Calculate Position Size = Risk Amount / Stop Distance. Risk 1-2% of capital per trade and also limit the position to 10% of portfolio value. Example: C$500,000 capital, 2% risk = C$10,000; a C$12 stop implies 833 shares by risk, but the 10% cap (C$50,000 / C$278 = 179 shares) is the binding limit here.
Primary exit: when the trailing stop (below swing lows) is hit. Secondary: a close below the 20 EMA. Confirmation: ADX falling below 20. Do not exit on emotion or on minor pullbacks. Let the system work - trend following accepts giving back some profit from the highs.
Use ADX and MA analysis. ADX above 25 with MAs spreading is a trending regime (full activity). ADX below 20 with MAs converging is a ranging regime (reduce activity). Also monitor ATR and the S&P/TSX 60 VIX (VIXC) - expanding volatility can accompany trends. RBC trends best during clear rate-cycle direction and sector re-ratings.
Score factors: trend direction (3 pts: price > 20 EMA, 20 > 50 EMA, 50 > 200 EMA), strength (2 pts: ADX > 25, ADX rising), pullback quality (2 pts: near the 20 EMA, RSI 40-60), and sector (2 pts: Financials Index uptrend, RBC outperforming). Enter at 6 or higher out of 9.
For trend following, use ITM or ATM calls with 1-3 month expiry. This provides leverage with reasonable theta decay. Bull call spreads reduce cost but cap upside. Roll positions before expiry to maintain exposure. ITM options have higher delta for better trend tracking. Because RBC options are American-style, manage ITM calls around ex-dividend dates to avoid early assignment.
Single stock (RBC): maximum 10% of the portfolio.

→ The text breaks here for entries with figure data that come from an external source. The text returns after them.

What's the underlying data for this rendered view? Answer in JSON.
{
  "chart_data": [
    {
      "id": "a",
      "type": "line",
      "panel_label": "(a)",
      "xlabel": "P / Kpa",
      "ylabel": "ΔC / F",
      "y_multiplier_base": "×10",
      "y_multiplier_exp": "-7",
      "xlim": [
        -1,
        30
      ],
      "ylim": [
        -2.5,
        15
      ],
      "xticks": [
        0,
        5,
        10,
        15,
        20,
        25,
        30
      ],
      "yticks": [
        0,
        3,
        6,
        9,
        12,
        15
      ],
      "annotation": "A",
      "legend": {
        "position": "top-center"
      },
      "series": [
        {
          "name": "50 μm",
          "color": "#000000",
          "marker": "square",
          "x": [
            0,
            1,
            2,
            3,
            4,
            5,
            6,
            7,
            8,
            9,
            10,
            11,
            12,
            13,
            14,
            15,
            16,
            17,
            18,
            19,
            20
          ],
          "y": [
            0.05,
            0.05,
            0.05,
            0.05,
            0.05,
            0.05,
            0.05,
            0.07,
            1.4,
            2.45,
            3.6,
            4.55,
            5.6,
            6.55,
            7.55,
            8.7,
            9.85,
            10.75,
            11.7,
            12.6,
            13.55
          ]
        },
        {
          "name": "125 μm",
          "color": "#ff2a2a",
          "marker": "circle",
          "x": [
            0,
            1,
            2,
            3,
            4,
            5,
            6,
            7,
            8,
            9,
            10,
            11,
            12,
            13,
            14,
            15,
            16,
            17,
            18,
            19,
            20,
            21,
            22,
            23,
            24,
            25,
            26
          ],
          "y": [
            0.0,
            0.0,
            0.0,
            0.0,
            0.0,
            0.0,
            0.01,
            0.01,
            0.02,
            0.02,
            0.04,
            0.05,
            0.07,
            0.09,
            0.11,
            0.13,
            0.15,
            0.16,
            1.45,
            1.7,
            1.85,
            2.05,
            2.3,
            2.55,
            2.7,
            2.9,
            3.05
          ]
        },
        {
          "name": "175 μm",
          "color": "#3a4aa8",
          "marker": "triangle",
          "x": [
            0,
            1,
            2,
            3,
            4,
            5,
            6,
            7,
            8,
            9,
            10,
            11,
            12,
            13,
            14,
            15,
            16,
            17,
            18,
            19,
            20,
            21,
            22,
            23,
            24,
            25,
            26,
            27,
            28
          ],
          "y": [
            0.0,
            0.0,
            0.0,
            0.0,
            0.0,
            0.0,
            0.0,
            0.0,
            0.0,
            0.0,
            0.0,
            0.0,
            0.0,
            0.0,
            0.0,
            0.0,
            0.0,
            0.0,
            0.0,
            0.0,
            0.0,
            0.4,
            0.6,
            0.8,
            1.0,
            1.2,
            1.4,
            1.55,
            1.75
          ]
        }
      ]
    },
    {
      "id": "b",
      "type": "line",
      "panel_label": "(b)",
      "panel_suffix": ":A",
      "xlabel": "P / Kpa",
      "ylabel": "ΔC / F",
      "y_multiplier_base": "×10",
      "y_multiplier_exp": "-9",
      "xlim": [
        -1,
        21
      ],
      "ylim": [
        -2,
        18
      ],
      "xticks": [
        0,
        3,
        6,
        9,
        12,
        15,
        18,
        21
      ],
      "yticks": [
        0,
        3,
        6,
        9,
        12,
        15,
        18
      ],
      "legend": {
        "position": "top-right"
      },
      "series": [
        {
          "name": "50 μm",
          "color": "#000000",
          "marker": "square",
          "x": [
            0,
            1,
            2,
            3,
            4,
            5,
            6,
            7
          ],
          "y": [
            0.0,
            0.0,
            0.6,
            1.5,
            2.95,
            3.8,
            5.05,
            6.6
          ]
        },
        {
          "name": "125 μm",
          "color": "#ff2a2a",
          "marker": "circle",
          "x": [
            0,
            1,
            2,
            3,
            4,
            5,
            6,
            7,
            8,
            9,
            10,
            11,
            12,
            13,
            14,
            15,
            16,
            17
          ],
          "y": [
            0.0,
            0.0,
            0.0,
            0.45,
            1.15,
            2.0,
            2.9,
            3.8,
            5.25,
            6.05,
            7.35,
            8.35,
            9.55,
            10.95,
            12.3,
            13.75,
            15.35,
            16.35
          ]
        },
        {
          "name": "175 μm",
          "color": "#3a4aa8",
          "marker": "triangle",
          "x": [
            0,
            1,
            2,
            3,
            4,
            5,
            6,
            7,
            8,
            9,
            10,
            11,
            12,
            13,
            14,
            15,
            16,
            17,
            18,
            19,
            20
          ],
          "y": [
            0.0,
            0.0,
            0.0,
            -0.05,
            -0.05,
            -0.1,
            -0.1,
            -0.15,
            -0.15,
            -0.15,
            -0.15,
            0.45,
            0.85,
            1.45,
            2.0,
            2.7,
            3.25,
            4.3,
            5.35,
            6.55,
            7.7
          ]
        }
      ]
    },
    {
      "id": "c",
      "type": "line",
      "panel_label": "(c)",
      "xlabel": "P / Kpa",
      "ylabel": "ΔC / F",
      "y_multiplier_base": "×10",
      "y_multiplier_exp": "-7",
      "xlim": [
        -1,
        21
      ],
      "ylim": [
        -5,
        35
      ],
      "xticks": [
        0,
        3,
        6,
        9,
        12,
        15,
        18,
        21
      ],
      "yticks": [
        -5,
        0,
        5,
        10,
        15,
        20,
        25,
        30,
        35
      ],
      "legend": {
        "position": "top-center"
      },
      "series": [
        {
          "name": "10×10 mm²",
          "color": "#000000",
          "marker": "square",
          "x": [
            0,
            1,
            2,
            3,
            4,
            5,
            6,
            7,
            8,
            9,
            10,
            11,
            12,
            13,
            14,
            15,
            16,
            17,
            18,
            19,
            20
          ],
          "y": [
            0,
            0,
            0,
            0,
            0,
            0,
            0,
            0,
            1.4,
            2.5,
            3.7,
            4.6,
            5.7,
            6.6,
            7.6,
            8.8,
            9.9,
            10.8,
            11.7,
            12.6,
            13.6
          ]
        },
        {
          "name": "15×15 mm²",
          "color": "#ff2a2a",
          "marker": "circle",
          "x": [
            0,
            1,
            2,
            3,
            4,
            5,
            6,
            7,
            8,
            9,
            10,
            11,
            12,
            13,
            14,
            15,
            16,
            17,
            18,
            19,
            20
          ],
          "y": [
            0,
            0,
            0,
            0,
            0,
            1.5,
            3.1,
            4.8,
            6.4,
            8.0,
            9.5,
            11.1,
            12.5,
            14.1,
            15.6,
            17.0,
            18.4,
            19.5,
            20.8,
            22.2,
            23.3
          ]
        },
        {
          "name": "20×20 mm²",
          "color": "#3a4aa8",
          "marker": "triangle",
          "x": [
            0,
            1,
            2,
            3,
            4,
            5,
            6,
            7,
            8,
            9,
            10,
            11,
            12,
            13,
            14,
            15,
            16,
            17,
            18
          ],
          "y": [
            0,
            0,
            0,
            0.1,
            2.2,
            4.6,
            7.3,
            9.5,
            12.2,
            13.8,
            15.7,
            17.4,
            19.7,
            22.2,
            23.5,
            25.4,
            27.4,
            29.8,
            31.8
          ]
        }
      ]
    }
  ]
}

Canadian bank sector: maximum 15%. Total financials: maximum 30%. Total portfolio heat (all position risks): maximum 15%. These limits ensure survival even if the bank sector reverses sharply, and they account for how closely the Big Six banks move together.
Document weekly trend direction, daily entry rules (20 EMA pullback plus a 6/9 score), position sizing (1-2% risk), exit rules (trail below swing lows), and risk limits. Journal every trade. Review weekly. Track win rate (target 45% or higher) and profit factor (target 1.5 or higher). Backtest changes before implementing them.